The executives said that Insbanc makes a large financial outlay to bring life insurance into a bank, hiring reps and training bank employees to make referrals, so they demand top-level commitment from the bank. "We're very selective," Mr. Anderson said. "That's why we go through so much of this process up-front."

Insbanc meets with top executives during several weeks to develop a plan for the bank, then holds "training sessions for everyone in the bank from the president to the janitor," Mr. Settembre said, so that they know how to introduce customers to the life rep.

"Life insurance is a timing sale; people buy insurance when it's the right time," he said. "We want the bank to be the destination of choice when the customer decides to buy life insurance."

Current clients include $1.2 billion-asset Peoples First Community Bank in Panama City, Fla., and Republic Bank and Trust Co. of Louisville, Ky., with $1.6 billion of assets. These banks give Insbanc reps desk space in their branches, and the banks and Insbanc share marketing costs and sales revenues.

Mike Ringswald, a senior vice president at Republic Bank and Trust, said that working with Insbanc was a low-cost way to start selling life insurance. "We didn't want to make that big of a commitment to the life insurance and annuity products until we had a chance to see how these products were accepted in our marketplace," he said.

Republic has worked with Insbanc for about a year and a half, he said, and though life insurance is not a major profit contributor, it broadens the bank's financial product menu.

Raymond Powell, the president of Peoples First, said he had been skeptical about having outsiders work in his branches but has been very pleased overall. "They've made an effort to recruit very congenial and intelligent young people," he said, "and I think that's the key to their success with us."

The relationship offers "limited risk and tremendous upside potential for noninterest income," he said.

Insbanc is strongest in Florida, Kentucky, and Indiana, Mr. Settembre said. It is also looking to expand into Texas and California, he said. Because of the cost of setting up a program, Insbanc tends to look for larger partners when it expands into a new area.

For banks that don't fit that profile, a book will be published in January outlining Insbanc's sales process.

Mr. Settembre said his target customer is "Larry Lunchbucket," a Middle American whom he says the life insurance industry has been ignoring for years. The average age of the Insbanc customer is 39, and 50.1% are women, he said. The average policy is for $125,000 of coverage and costs a little less than $70 a month. About half the sales are of term insurance, and the other half are of permanent life products.

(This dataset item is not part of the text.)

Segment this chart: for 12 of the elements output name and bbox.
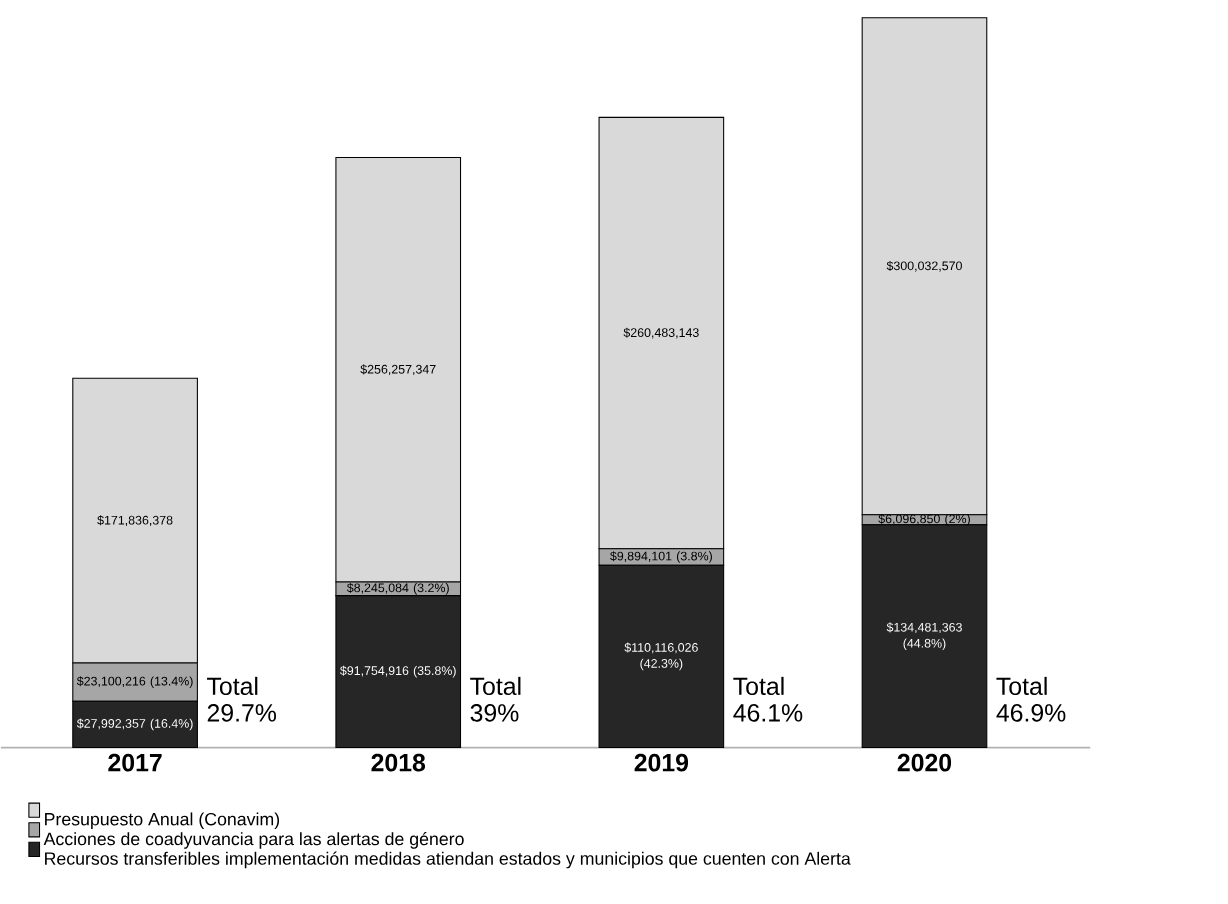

Insbanc also sells about $100 million of annuities a year, Mr. Settembre said. This is a relatively easy sale in banks, he acknowledged. Banks sold $37.8 billion of annuities last year.

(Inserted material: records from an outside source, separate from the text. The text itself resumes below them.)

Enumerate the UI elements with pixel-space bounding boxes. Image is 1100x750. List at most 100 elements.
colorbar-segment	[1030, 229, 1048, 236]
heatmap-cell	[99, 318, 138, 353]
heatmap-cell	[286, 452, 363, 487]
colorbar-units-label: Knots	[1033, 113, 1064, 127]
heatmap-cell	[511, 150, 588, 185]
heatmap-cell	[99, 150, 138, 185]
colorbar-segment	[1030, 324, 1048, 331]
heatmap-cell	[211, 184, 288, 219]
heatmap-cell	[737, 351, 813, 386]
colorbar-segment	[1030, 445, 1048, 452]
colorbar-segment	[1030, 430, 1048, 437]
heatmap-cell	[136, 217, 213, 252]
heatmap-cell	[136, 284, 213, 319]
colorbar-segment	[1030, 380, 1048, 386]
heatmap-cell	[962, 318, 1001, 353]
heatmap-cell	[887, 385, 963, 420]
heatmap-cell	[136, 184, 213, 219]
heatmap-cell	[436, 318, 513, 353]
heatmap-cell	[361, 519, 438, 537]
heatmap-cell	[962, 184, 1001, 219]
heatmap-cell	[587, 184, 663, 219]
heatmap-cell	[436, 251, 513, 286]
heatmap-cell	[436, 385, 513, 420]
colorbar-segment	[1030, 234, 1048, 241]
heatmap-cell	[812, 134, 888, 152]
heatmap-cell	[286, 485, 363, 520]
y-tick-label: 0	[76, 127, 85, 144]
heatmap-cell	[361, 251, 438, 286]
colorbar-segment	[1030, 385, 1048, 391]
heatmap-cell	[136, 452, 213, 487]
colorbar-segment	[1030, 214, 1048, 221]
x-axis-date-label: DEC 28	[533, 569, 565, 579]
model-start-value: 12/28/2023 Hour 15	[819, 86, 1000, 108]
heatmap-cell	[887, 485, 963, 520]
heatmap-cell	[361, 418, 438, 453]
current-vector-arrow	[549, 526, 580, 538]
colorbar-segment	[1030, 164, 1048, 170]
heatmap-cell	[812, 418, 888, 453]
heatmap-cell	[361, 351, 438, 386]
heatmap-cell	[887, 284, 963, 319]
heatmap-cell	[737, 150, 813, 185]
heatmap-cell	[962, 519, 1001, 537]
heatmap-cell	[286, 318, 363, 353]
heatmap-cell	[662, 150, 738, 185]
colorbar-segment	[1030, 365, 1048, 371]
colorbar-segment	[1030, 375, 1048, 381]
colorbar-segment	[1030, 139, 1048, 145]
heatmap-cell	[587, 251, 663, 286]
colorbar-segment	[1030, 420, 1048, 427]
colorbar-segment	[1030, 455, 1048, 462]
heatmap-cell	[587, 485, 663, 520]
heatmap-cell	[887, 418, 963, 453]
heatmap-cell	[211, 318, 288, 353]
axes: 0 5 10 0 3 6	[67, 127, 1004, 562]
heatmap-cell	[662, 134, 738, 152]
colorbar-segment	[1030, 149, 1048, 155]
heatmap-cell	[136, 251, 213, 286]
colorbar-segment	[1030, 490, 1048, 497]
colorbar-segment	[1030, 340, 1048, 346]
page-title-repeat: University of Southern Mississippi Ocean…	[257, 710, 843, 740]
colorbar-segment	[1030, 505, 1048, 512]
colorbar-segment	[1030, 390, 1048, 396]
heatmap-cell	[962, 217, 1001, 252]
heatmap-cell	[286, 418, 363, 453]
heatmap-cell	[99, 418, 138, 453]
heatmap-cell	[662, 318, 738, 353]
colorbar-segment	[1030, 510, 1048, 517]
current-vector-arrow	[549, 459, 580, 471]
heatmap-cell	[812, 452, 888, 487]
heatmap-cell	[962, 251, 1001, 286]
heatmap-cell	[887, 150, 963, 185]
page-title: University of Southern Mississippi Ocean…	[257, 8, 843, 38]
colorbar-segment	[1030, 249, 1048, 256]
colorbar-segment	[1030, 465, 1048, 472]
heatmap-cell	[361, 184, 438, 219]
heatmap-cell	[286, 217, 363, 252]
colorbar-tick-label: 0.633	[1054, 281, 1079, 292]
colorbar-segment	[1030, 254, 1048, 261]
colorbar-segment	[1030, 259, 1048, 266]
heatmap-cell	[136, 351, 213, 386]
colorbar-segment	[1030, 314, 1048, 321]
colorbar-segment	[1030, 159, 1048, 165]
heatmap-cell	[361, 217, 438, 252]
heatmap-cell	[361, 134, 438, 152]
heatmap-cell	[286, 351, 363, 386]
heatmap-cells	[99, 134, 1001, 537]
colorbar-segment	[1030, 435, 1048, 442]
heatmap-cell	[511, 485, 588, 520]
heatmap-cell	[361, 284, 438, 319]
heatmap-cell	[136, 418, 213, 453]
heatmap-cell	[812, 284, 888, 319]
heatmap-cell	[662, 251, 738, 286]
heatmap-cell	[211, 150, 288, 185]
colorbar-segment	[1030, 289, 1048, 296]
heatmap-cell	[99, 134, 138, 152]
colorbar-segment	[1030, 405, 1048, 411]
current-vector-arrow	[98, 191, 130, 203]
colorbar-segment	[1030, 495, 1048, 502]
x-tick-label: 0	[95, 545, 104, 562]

He said Insbanc is primarily a life insurance sales organization, however, and this makes all the difference.

In the future, Insbanc would like to expand into products such as long-term-care and Medicare supplemental insurance. Mr. Settembre said Insbanc is not interested in offering auto and homeowners policies itself but could form a partnership with another company to offer these products through banks.

Banks have struggled to sell life insurance, said Kenneth Kehrer, the president of Kenneth Kehrer Associates in Princeton, N.J. Banks sold $452 million of life insurance last year, compared with the billions they sold of annuities. In the first half of 2002, banks have sold $314 million of life insurance, he said.

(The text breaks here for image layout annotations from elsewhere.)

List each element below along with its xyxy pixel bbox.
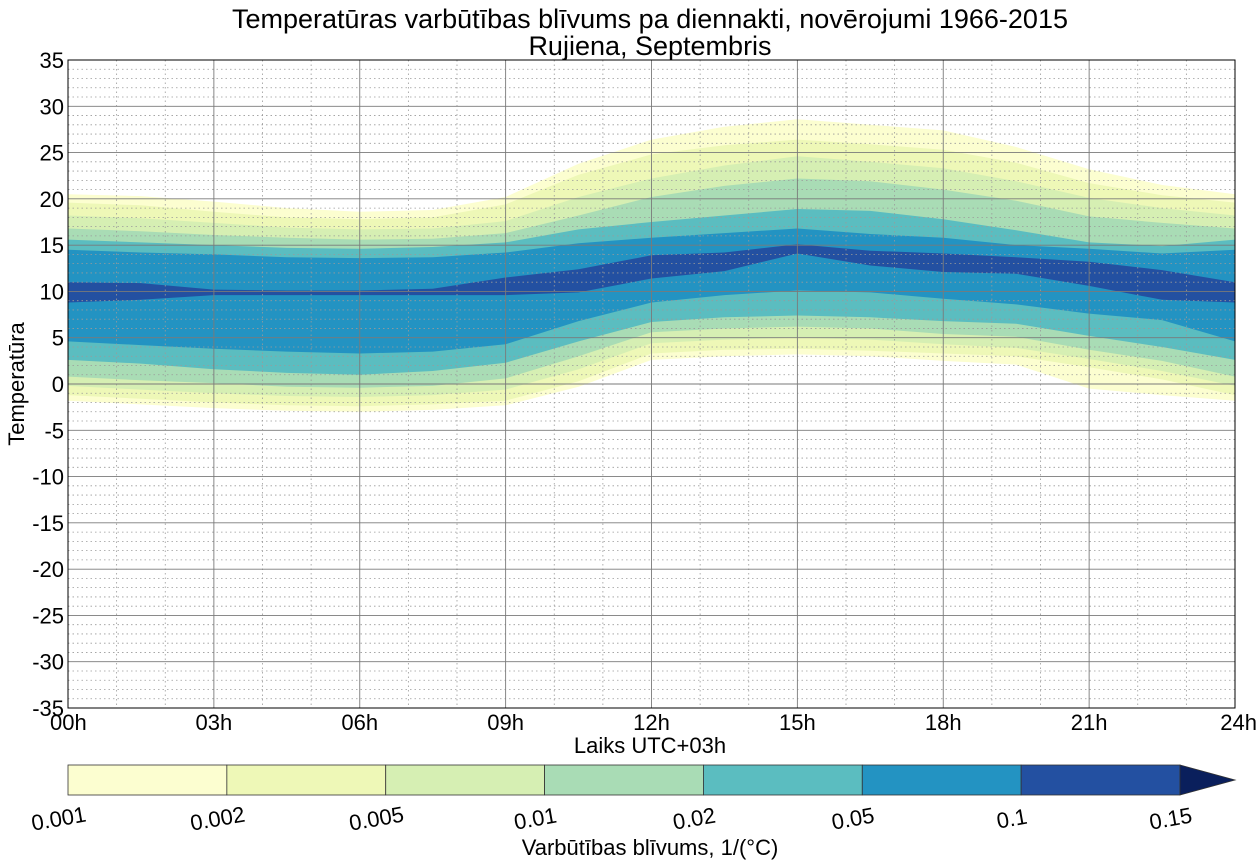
colorbar-swatch bbox=[1020, 764, 1181, 796]
colorbar-tick-label: 0.005 bbox=[347, 802, 406, 836]
colorbar-tick-label: 0.05 bbox=[830, 803, 877, 835]
x-tick-label: 15h bbox=[779, 710, 816, 735]
y-tick-label: 35 bbox=[40, 48, 64, 73]
colorbar-tick-label: 0.002 bbox=[188, 802, 247, 836]
x-tick-label: 12h bbox=[633, 710, 670, 735]
y-tick-label: 10 bbox=[40, 279, 64, 304]
x-axis-ticks: 00h 03h 06h 09h 12h 15h 18h 21h 24h bbox=[50, 710, 1257, 735]
colorbar-tick-label: 0.001 bbox=[29, 802, 88, 836]
y-tick-label: -35 bbox=[32, 696, 64, 721]
y-tick-label: 20 bbox=[40, 187, 64, 212]
colorbar-swatch bbox=[703, 764, 863, 796]
colorbar-label: Varbūtības blīvums, 1/(°C) bbox=[522, 835, 779, 860]
chart-subtitle: Rujiena, Septembris bbox=[528, 31, 771, 61]
colorbar-swatch bbox=[226, 764, 387, 796]
x-axis-label: Laiks UTC+03h bbox=[574, 733, 726, 758]
y-tick-label: -25 bbox=[32, 603, 64, 628]
colorbar-tick-label: 0.01 bbox=[512, 803, 559, 835]
plot-frame bbox=[67, 59, 1236, 709]
y-tick-label: -10 bbox=[32, 465, 64, 490]
grid-lines bbox=[67, 59, 1236, 709]
colorbar-swatch bbox=[67, 764, 228, 796]
y-tick-label: 0 bbox=[52, 372, 64, 397]
colorbar-swatch bbox=[861, 764, 1022, 796]
x-tick-label: 09h bbox=[487, 710, 524, 735]
chart-title: Temperatūras varbūtības blīvums pa dienn… bbox=[232, 4, 1068, 34]
x-tick-label: 21h bbox=[1071, 710, 1108, 735]
y-tick-label: -20 bbox=[32, 557, 64, 582]
y-tick-label: 25 bbox=[40, 141, 64, 166]
colorbar: 0.001 0.002 0.005 0.01 0.02 0.05 0.1 0.15 bbox=[29, 764, 1237, 836]
y-axis-label: Temperatūra bbox=[4, 321, 29, 445]
x-tick-label: 06h bbox=[341, 710, 378, 735]
y-tick-label: -5 bbox=[44, 418, 64, 443]
y-tick-label: 5 bbox=[52, 326, 64, 351]
y-axis-ticks: -35 -30 -25 -20 -15 -10 -5 0 5 10 15 20 25 30 35 bbox=[32, 48, 64, 721]
y-tick-label: -15 bbox=[32, 511, 64, 536]
colorbar-tick-label: 0.15 bbox=[1147, 803, 1194, 835]
colorbar-swatch bbox=[385, 764, 545, 796]
y-tick-label: 30 bbox=[40, 94, 64, 119]
x-tick-label: 24h bbox=[1220, 710, 1257, 735]
x-tick-label: 03h bbox=[196, 710, 233, 735]
colorbar-swatch bbox=[544, 764, 704, 796]
colorbar-extend-arrow bbox=[1179, 764, 1237, 796]
y-tick-label: 15 bbox=[40, 233, 64, 258]
colorbar-tick-label: 0.02 bbox=[671, 803, 718, 835]
colorbar-tick-label: 0.1 bbox=[995, 804, 1029, 834]
y-tick-label: -30 bbox=[32, 650, 64, 675]
x-tick-label: 00h bbox=[50, 710, 87, 735]
x-tick-label: 18h bbox=[925, 710, 962, 735]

Though he doubts there is any single answer for improving those numbers, "one force to make it happen are things like what this company is doing, trying something new, trying a new approach."

However, Mr. Kehrer said, the hurdle for banks sales is not the stereotypical hard-sell by life insurance agents but that bank reps have not been selling energetically enough. Banks must reconcile the need to keep customers feeling comfortable with the goal of making sales numbers, he said.